Sociological Research. We conducted in-depth personal interviews with a wide range of individuals (e.g., municipal officials, regional planners, builders, developers, engineers, and environmental consultants) instrumental in the adoption of alternative stormwater management practices. These interviews disclose that the adoption of even a single, simple practice, such as a rain garden, is a potentially complex event. A large number of actors and considerations are important, including cost; the physical, institutional, and legal environments; and the understanding of various key actors (engineers, builders, developers). Interestingly, home owners and renters are of scant importance in driving the decision to install these practices. It appears that decisions on these matters are made early in the development phase and that owners/tenants have little input or impact.
An additional finding of our sociological research is a key barrier to the adoption of infiltration practices, knowledge about the practices, and their effectiveness under different conditions. Conventional stormwater management practices are well understood; their alternatives are not. Builders, developers, planners, regulators, and municipal officials need to know how these practices can be installed, how well they function in different settings, and what they cost to install and maintain. Additional research and documentation of the practices can overcome this barrier. Other barriers may be more intractable. Not every setting is suitable for such practices. Steep slopes, impermeable soils, and shallow aquifers may be insuperable barriers to adoption of infiltration practices. Likewise, municipal officials and ordinances may not provide a welcoming environment. Ordinances, for example, call for standard practices (curbs, gutters, street widths) and embody the interests and views of various institutional players (e.g., fire department and snow removal personnel). Builders and developers have scant experience with the design and construction of these practices.
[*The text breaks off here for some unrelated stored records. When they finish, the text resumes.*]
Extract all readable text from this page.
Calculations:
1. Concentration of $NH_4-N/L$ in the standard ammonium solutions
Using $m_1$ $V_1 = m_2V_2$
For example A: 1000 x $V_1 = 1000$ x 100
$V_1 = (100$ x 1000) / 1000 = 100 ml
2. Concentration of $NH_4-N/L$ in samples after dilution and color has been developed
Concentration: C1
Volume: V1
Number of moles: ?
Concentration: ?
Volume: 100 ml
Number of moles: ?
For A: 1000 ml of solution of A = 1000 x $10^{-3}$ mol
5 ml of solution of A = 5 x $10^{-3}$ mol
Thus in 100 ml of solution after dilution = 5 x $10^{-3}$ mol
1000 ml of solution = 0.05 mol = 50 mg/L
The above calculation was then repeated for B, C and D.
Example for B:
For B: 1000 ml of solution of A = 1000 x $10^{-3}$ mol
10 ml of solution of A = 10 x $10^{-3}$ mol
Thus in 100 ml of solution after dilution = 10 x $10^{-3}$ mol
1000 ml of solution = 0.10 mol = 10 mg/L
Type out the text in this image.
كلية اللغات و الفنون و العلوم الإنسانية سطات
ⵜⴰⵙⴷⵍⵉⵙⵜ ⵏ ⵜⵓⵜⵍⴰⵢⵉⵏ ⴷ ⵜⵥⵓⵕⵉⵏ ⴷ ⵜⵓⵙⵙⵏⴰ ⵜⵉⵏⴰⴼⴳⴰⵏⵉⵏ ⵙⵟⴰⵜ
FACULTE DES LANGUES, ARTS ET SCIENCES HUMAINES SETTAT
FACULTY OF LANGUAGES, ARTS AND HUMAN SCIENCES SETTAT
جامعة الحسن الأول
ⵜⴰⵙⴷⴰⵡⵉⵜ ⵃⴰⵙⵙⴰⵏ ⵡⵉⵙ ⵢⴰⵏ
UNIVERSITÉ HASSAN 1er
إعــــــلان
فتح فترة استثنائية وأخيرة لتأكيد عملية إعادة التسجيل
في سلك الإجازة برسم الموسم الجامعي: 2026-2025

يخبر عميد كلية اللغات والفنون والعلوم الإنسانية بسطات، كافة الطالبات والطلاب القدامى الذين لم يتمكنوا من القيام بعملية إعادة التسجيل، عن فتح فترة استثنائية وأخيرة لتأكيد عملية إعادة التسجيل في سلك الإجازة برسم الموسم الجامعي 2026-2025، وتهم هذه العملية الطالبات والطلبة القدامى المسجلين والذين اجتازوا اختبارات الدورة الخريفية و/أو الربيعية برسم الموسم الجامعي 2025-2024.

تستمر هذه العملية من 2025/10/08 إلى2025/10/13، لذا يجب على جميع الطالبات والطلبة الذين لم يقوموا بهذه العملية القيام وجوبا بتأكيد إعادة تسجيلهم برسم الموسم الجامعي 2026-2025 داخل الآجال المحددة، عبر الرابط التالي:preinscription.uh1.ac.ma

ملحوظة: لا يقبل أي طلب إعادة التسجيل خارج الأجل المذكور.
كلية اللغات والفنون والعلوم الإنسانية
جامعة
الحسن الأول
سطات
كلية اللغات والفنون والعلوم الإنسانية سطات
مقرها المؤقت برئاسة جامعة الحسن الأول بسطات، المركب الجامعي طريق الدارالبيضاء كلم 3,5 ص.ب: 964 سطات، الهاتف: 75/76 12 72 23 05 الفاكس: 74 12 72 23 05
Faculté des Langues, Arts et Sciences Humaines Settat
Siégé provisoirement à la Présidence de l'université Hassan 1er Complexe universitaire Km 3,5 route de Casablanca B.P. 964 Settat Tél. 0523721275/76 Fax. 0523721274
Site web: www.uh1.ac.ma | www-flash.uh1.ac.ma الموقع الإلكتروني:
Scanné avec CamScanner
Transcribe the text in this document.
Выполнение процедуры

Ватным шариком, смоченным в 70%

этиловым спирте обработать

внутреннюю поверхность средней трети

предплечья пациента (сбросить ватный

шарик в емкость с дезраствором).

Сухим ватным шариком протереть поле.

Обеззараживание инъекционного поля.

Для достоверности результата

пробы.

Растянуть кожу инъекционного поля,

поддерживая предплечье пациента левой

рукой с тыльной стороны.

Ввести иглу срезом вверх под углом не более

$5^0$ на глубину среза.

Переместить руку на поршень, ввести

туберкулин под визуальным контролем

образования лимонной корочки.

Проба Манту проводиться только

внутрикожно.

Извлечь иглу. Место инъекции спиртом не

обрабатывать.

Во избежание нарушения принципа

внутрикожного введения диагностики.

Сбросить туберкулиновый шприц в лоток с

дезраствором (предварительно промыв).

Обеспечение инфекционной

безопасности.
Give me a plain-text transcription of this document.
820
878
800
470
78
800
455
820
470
In Year 3 of the project, we will be completing our wetland and hydrogeologic field research. The main thrust will be to further refine our multi-scale modeling work including linking infiltration practices with spring flows rates. Urbanization scenarios using standard and low-impact development designs for infiltrating water will be tested using the hydrogeologic models to determine their relative impact on groundwater flow rates in our test watershed. Work will begin on presenting these alternative development designs to various institutional and housing development players using computer visualization techniques. Strategies will be prepared for overcoming the barriers to adopting low-impact development.